Soustraire des produits périmés mis à la poubelle ne constitue pas un vol
Le vol de denrées alimentaires au détriment de l'employeur peut justifier un licenciement. Ainsi, commet une faute grave le salarié d'un supermarché qui a dérobé divers produits alimentaires et les a dissimulé dans son véhicule, s'agissant d'un fait non isolé (Cass. soc. 26 mars 2003 n° 01-41.752). Les juges font parfois preuve de clémence au regard de la valeur des biens en cause : le vol de deux morceaux de fromage à la cantine ne justifie pas un licenciement par exemple (CA Metz 17 décembre 2012 n°10/04299), de même que le fait pour un employé de supermarché d'avoir emporté des déchets de viande dont il n'est pas démontré qu'ils étaient commercialisables et qui ont été jetés aussitôt après leur saisie (Cass. soc. 11 juillet 1991 n° 90-40.695).
En matière pénale, un arrêt récent de la Chambre criminelle de la Cour de cassation a d'ailleurs décidé récemment que récupérer des produits périmés mis à la poubelle ne constitue pas un vol (Cass. crim., 15 décembre 2015, n°14-84.906).
En l'espèce, la directrice d'un supermarché était poursuivie pour vol pour avoir soustrait des produits périmés qui avaient été mis à la poubelle du magasin dans l'attente de leur destruction, en application des dispositions de l’article 311-1 du code pénal, qui dispose que le vol est la soustraction frauduleuse de la chose d'autrui. La cour d'appel avait la prévenue à une peine de 1000 € d'amende avec sursis et à 500 euros en réparation du préjudice matériel subi par l'employeur.

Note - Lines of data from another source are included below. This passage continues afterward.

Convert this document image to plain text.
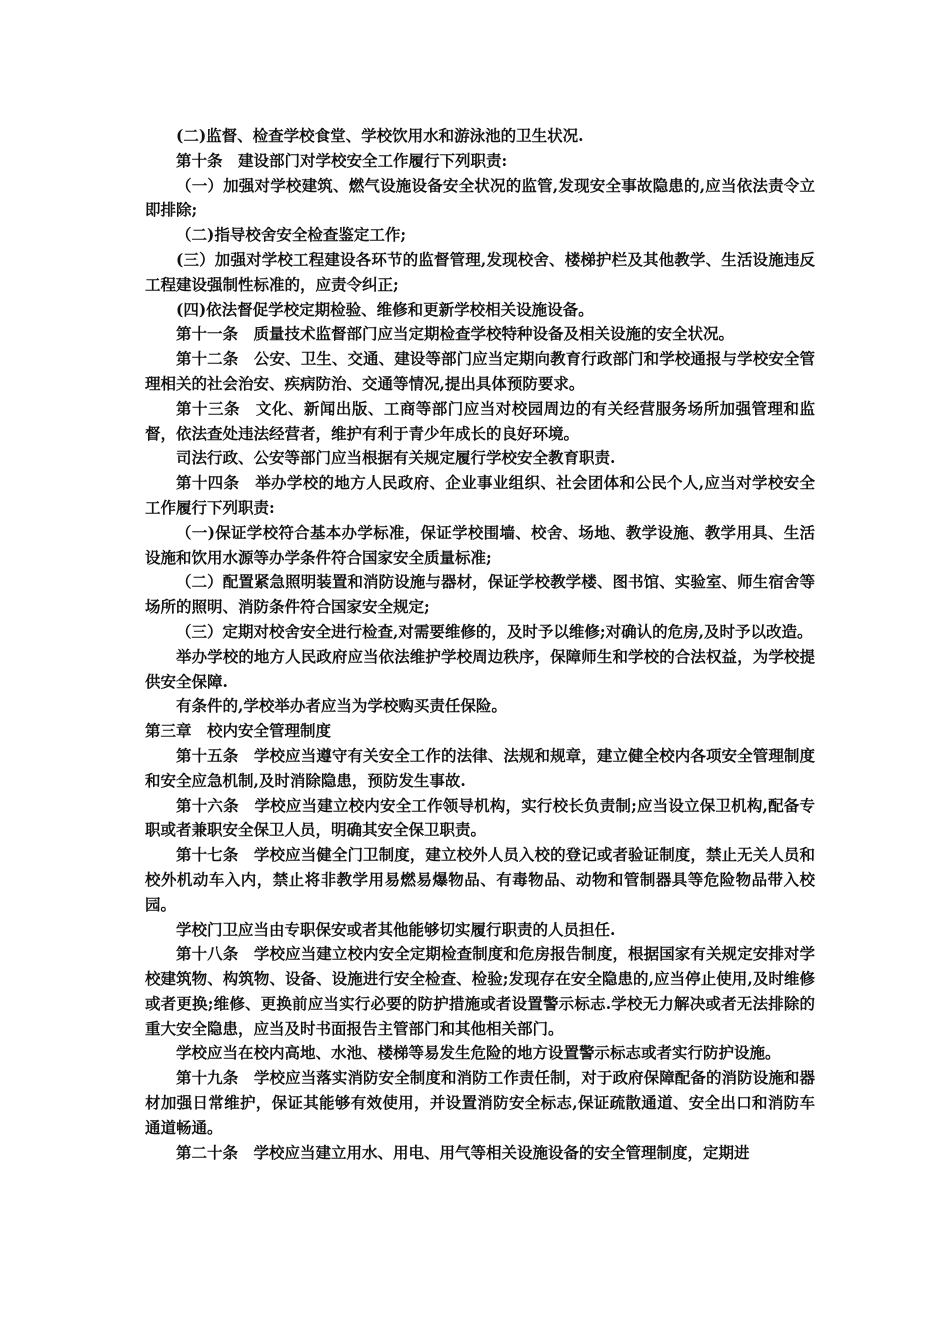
(二)监督、检查学校食堂、学校饮用水和游泳池的卫生状况.

第十条　建设部门对学校安全工作履行下列职责:

（一）加强对学校建筑、燃气设施设备安全状况的监管,发现安全事故隐患的,应当依法责令立即排除;

（二)指导校舍安全检查鉴定工作;

(三）加强对学校工程建设各环节的监督管理,发现校舍、楼梯护栏及其他教学、生活设施违反工程建设强制性标准的，应责令纠正;

(四)依法督促学校定期检验、维修和更新学校相关设施设备。

第十一条　质量技术监督部门应当定期检查学校特种设备及相关设施的安全状况。

第十二条　公安、卫生、交通、建设等部门应当定期向教育行政部门和学校通报与学校安全管理相关的社会治安、疾病防治、交通等情况,提出具体预防要求。

第十三条　文化、新闻出版、工商等部门应当对校园周边的有关经营服务场所加强管理和监督，依法查处违法经营者，维护有利于青少年成长的良好环境。

司法行政、公安等部门应当根据有关规定履行学校安全教育职责.

第十四条　举办学校的地方人民政府、企业事业组织、社会团体和公民个人,应当对学校安全工作履行下列职责:

（一)保证学校符合基本办学标准，保证学校围墙、校舍、场地、教学设施、教学用具、生活设施和饮用水源等办学条件符合国家安全质量标准;

（二）配置紧急照明装置和消防设施与器材，保证学校教学楼、图书馆、实验室、师生宿舍等场所的照明、消防条件符合国家安全规定;

（三）定期对校舍安全进行检查,对需要维修的，及时予以维修;对确认的危房,及时予以改造。

举办学校的地方人民政府应当依法维护学校周边秩序，保障师生和学校的合法权益，为学校提供安全保障.

有条件的,学校举办者应当为学校购买责任保险。

第三章　校内安全管理制度

第十五条　学校应当遵守有关安全工作的法律、法规和规章，建立健全校内各项安全管理制度和安全应急机制,及时消除隐患，预防发生事故.

第十六条　学校应当建立校内安全工作领导机构，实行校长负责制;应当设立保卫机构,配备专职或者兼职安全保卫人员，明确其安全保卫职责。

第十七条　学校应当健全门卫制度，建立校外人员入校的登记或者验证制度，禁止无关人员和校外机动车入内，禁止将非教学用易燃易爆物品、有毒物品、动物和管制器具等危险物品带入校园。

学校门卫应当由专职保安或者其他能够切实履行职责的人员担任.

第十八条　学校应当建立校内安全定期检查制度和危房报告制度，根据国家有关规定安排对学校建筑物、构筑物、设备、设施进行安全检查、检验;发现存在安全隐患的,应当停止使用,及时维修或者更换;维修、更换前应当实行必要的防护措施或者设置警示标志.学校无力解决或者无法排除的重大安全隐患，应当及时书面报告主管部门和其他相关部门。

学校应当在校内高地、水池、楼梯等易发生危险的地方设置警示标志或者实行防护设施。

第十九条　学校应当落实消防安全制度和消防工作责任制，对于政府保障配备的消防设施和器材加强日常维护，保证其能够有效使用，并设置消防安全标志,保证疏散通道、安全出口和消防车通道畅通。

第二十条　学校应当建立用水、用电、用气等相关设施设备的安全管理制度，定期进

La décision est cassée. Selon la Cour de cassation, les objets soustraits, devenus impropres à la commercialisation, avaient été retirés de la vente et mis à la poubelle dans l'attente de leur destruction, de sorte que l'entreprise avait clairement manifesté son intention de les abandonner. En d'autres termes, le fait pour l'entreprise de se dessaisir des denrées en cause, de n'en être plus propriétaire fait échec par suite à la qualification de vol. Dans une affaire un peu plus ancienne, la même Cour avait jugé au contraire, à propos d'une lettre jetée par l'employeur à la poubelle et utilisée par un salarié au cours d'un litige prud'homal, que le vol est constitué dès lors que le propriétaire de la lettre a la faculté de revenir sur sa décision et reprendre son bien (Cass. crim., 10 mai 2005, n°04-85.349).
Cette décision du 15 décembre 2015 trouve un écho dans l’actualité législative récente. La loi n° 2016-138 du 11 février 2016 relative à la lutte contre le gaspillage alimentaire prévoit que les distributeurs du secteur alimentaire devront s’efforcer de prévenir tout gaspillage alimentaire ou d’utiliser les denrées alimentaires invendues soit en faisant un don, soit en les destinant à la nourriture animale ou à la fabrication de compost pour l’agriculture ou une valorisation énergétique.